咱们淡薄使用 vLLM>=0.4.0 构建 OpenAI 兼容 API 事业。使用聊天模子启动事业器，举例 Qwen2-7B-Instruct：

python -m vllm.entrypoints.openai.api_server --served-model-name Qwen2-7B-Instruct --model Qwen/Qwen2-7B-Instruct

然后按照底下的示例使用 chat API：

curl http://localhost:8000/v1/chat/completions     -H "Content-Type: application/json"     -d '{
    "model": "Qwen2-7B-Instruct"，
    "messages": [
    {"role": "system"， "content": "You are a helpful assistant."}，
    {"role": "user"， "content": "Tell me something about large language models."}
    ]
    }'

curl http://localhost:8000/v1/chat/completions     -H "Content-Type: application/json"     -d '{
    "model": "Qwen2-7B-Instruct"，
    "messages": [
    {"role": "system"， "content": "You are a helpful assistant."}，
    {"role": "user"， "content": "Tell me something about large language models."}
    ]
    }'
from openai import OpenAI
# Set OpenAI's API key and API base to use vLLM's API server.
openai_api_key = "EMPTY"
openai_api_base = "http://localhost:8000/v1"

client = OpenAI(
    api_key=openai_api_key，
    base_url=openai_api_base，
)

chat_response = client.chat.completions.create(
    model="Qwen2-7B-Instruct"，
    messages=[
        {"role": "system"， "content": "You are a helpful assistant."}，
        {"role": "user"， "content": "Tell me something about large language models."}，
    ]
)
print("Chat response:"， chat_response)

T2、SGLang

注目，SGLang 现在不撑握 Qwen2MoeForCausalLM 架构，因此 Qwen2-57B-A14B 不兼容。

请从源代码装配 SGLang。
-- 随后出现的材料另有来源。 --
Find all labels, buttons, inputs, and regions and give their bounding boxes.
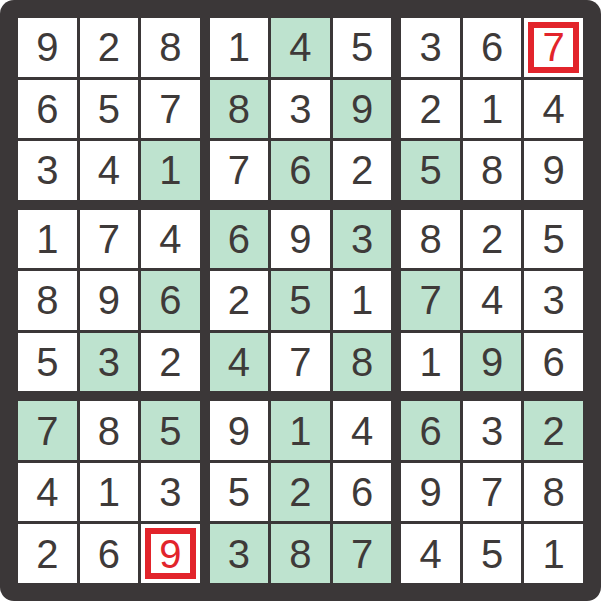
sudoku-cell-r1c2[interactable]: 2 — [80, 18, 139, 77]
sudoku-cell-r4c5[interactable]: 9 — [271, 210, 330, 269]
sudoku-cell-r9c8[interactable]: 5 — [463, 524, 522, 583]
sudoku-box-4: 174896532 — [18, 210, 200, 392]
sudoku-cell-r8c6[interactable]: 6 — [333, 463, 392, 522]
sudoku-cell-r7c6[interactable]: 4 — [333, 401, 392, 460]
sudoku-cell-r5c2[interactable]: 9 — [80, 271, 139, 330]
sudoku-cell-r2c7[interactable]: 2 — [401, 80, 460, 139]
sudoku-cell-r1c1[interactable]: 9 — [18, 18, 77, 77]
sudoku-cell-r8c8[interactable]: 7 — [463, 463, 522, 522]
sudoku-cell-r9c2[interactable]: 6 — [80, 524, 139, 583]
sudoku-cell-r3c9[interactable]: 9 — [524, 141, 583, 200]
sudoku-box-3: 367214589 — [401, 18, 583, 200]
sudoku-cell-r7c1[interactable]: 7 — [18, 401, 77, 460]
sudoku-cell-r5c7[interactable]: 7 — [401, 271, 460, 330]
sudoku-cell-r8c3[interactable]: 3 — [141, 463, 200, 522]
sudoku-cell-r4c4[interactable]: 6 — [210, 210, 269, 269]
sudoku-cell-r8c7[interactable]: 9 — [401, 463, 460, 522]
sudoku-cell-r1c9[interactable]: 7 — [524, 18, 583, 77]
sudoku-cell-r7c4[interactable]: 9 — [210, 401, 269, 460]
sudoku-cell-r4c8[interactable]: 2 — [463, 210, 522, 269]
sudoku-cell-r4c9[interactable]: 5 — [524, 210, 583, 269]
sudoku-cell-r8c5[interactable]: 2 — [271, 463, 330, 522]
sudoku-cell-r5c4[interactable]: 2 — [210, 271, 269, 330]
sudoku-box-1: 928657341 — [18, 18, 200, 200]
sudoku-box-6: 825743196 — [401, 210, 583, 392]
sudoku-box-8: 914526387 — [210, 401, 392, 583]
sudoku-cell-r3c2[interactable]: 4 — [80, 141, 139, 200]
sudoku-box-2: 145839762 — [210, 18, 392, 200]
sudoku-cell-r1c3[interactable]: 8 — [141, 18, 200, 77]
sudoku-cell-r4c3[interactable]: 4 — [141, 210, 200, 269]
sudoku-cell-r3c8[interactable]: 8 — [463, 141, 522, 200]
sudoku-cell-r6c3[interactable]: 2 — [141, 333, 200, 392]
sudoku-cell-r4c2[interactable]: 7 — [80, 210, 139, 269]
sudoku-cell-r5c1[interactable]: 8 — [18, 271, 77, 330]
sudoku-cell-r5c3[interactable]: 6 — [141, 271, 200, 330]
sudoku-cell-r3c4[interactable]: 7 — [210, 141, 269, 200]
sudoku-cell-r5c6[interactable]: 1 — [333, 271, 392, 330]
sudoku-cell-r7c3[interactable]: 5 — [141, 401, 200, 460]
sudoku-cell-r6c7[interactable]: 1 — [401, 333, 460, 392]
sudoku-cell-r4c1[interactable]: 1 — [18, 210, 77, 269]
sudoku-cell-r7c8[interactable]: 3 — [463, 401, 522, 460]
sudoku-cell-r1c8[interactable]: 6 — [463, 18, 522, 77]
sudoku-cell-r2c4[interactable]: 8 — [210, 80, 269, 139]
sudoku-cell-r2c2[interactable]: 5 — [80, 80, 139, 139]
sudoku-cell-r3c7[interactable]: 5 — [401, 141, 460, 200]
sudoku-cell-r2c8[interactable]: 1 — [463, 80, 522, 139]
sudoku-cell-r2c6[interactable]: 9 — [333, 80, 392, 139]
sudoku-cell-r5c5[interactable]: 5 — [271, 271, 330, 330]
sudoku-cell-r4c7[interactable]: 8 — [401, 210, 460, 269]
sudoku-cell-r9c4[interactable]: 3 — [210, 524, 269, 583]
sudoku-cell-r9c3[interactable]: 9 — [141, 524, 200, 583]
sudoku-cell-r1c7[interactable]: 3 — [401, 18, 460, 77]
sudoku-cell-r9c7[interactable]: 4 — [401, 524, 460, 583]
sudoku-cell-r6c4[interactable]: 4 — [210, 333, 269, 392]
sudoku-cell-r6c2[interactable]: 3 — [80, 333, 139, 392]
sudoku-board: 9286573411458397623672145891748965326932… — [0, 0, 601, 601]
sudoku-cell-r9c9[interactable]: 1 — [524, 524, 583, 583]
sudoku-cell-r7c2[interactable]: 8 — [80, 401, 139, 460]
sudoku-cell-r5c8[interactable]: 4 — [463, 271, 522, 330]
sudoku-cell-r6c6[interactable]: 8 — [333, 333, 392, 392]
sudoku-cell-r2c9[interactable]: 4 — [524, 80, 583, 139]
sudoku-box-7: 785413269 — [18, 401, 200, 583]
sudoku-cell-r8c4[interactable]: 5 — [210, 463, 269, 522]
sudoku-cell-r3c3[interactable]: 1 — [141, 141, 200, 200]
sudoku-cell-r2c3[interactable]: 7 — [141, 80, 200, 139]
sudoku-cell-r1c4[interactable]: 1 — [210, 18, 269, 77]
sudoku-cell-r2c1[interactable]: 6 — [18, 80, 77, 139]
sudoku-cell-r6c8[interactable]: 9 — [463, 333, 522, 392]
sudoku-cell-r8c1[interactable]: 4 — [18, 463, 77, 522]
sudoku-cell-r7c7[interactable]: 6 — [401, 401, 460, 460]
sudoku-cell-r8c9[interactable]: 8 — [524, 463, 583, 522]
sudoku-cell-r1c5[interactable]: 4 — [271, 18, 330, 77]
sudoku-cell-r7c9[interactable]: 2 — [524, 401, 583, 460]
sudoku-cell-r9c1[interactable]: 2 — [18, 524, 77, 583]
sudoku-cell-r9c6[interactable]: 7 — [333, 524, 392, 583]
sudoku-cell-r8c2[interactable]: 1 — [80, 463, 139, 522]
sudoku-cell-r9c5[interactable]: 8 — [271, 524, 330, 583]
sudoku-cell-r5c9[interactable]: 3 — [524, 271, 583, 330]
sudoku-cell-r4c6[interactable]: 3 — [333, 210, 392, 269]
sudoku-box-5: 693251478 — [210, 210, 392, 392]
sudoku-cell-r1c6[interactable]: 5 — [333, 18, 392, 77]
sudoku-cell-r6c9[interactable]: 6 — [524, 333, 583, 392]
sudoku-cell-r7c5[interactable]: 1 — [271, 401, 330, 460]
sudoku-cell-r3c1[interactable]: 3 — [18, 141, 77, 200]
sudoku-cell-r3c5[interactable]: 6 — [271, 141, 330, 200]
sudoku-cell-r6c5[interactable]: 7 — [271, 333, 330, 392]
sudoku-cell-r2c5[interactable]: 3 — [271, 80, 330, 139]
sudoku-box-9: 632978451 — [401, 401, 583, 583]
sudoku-cell-r3c6[interactable]: 2 — [333, 141, 392, 200]
sudoku-cell-r6c1[interactable]: 5 — [18, 333, 77, 392]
肖似于 vLLM，你需要启动事业器并使用 OpenAI 兼容的 API 事业。最初启动事业器：

python -m sglang.launch_server --model-path Qwen/Qwen2-7B-Instruct --port 30000

你不错在 Python 中按如下所示使用它：

from sglang import function， system， user， assistant， gen， set_default_backend， RuntimeEndpoint

@function
def multi_turn_question(s， question_1， question_2):
    s += system("You are a helpful assistant.")
    s += user(question_1)
    s += assistant(gen("answer_1"， max_tokens=256))
    s += user(question_2)
    s += assistant(gen("answer_2"， max_tokens=256))

set_default_backend(RuntimeEndpoint("http://localhost:30000"))

state = multi_turn_question.run(
    question_1="What is the capital of China?"，
    question_2="List two local attractions."，
)

for m in state.messages():
    print(m["role"]， ":"， m["content"])

print(state["answer_1"])

5、模子微调

咱们淡薄使用包括 Axolotl、Llama-Factory、Swift 等检修框架，以使用 SFT、DPO、PPO 等进行模子微调。

检修

有监督微调示例LLaMA-Factory 6、Docker

为简化部署经由，咱们提供了带有预构建环境的 Docker 镜像：qwenllm/qwen。你只需要装配驱动法子并下载模子文献，即可启动演示和微调模子。

docker run --gpus all --ipc=host --network=host --rm --name qwen2 -it qwenllm/qwen:2-cu121 bash

Qwen2的案例期骗

握续更新中……porn hongkongdoll

本站仅提供存储事业，悉数执行均由用户发布，如发现存害或侵权执行，请点击举报。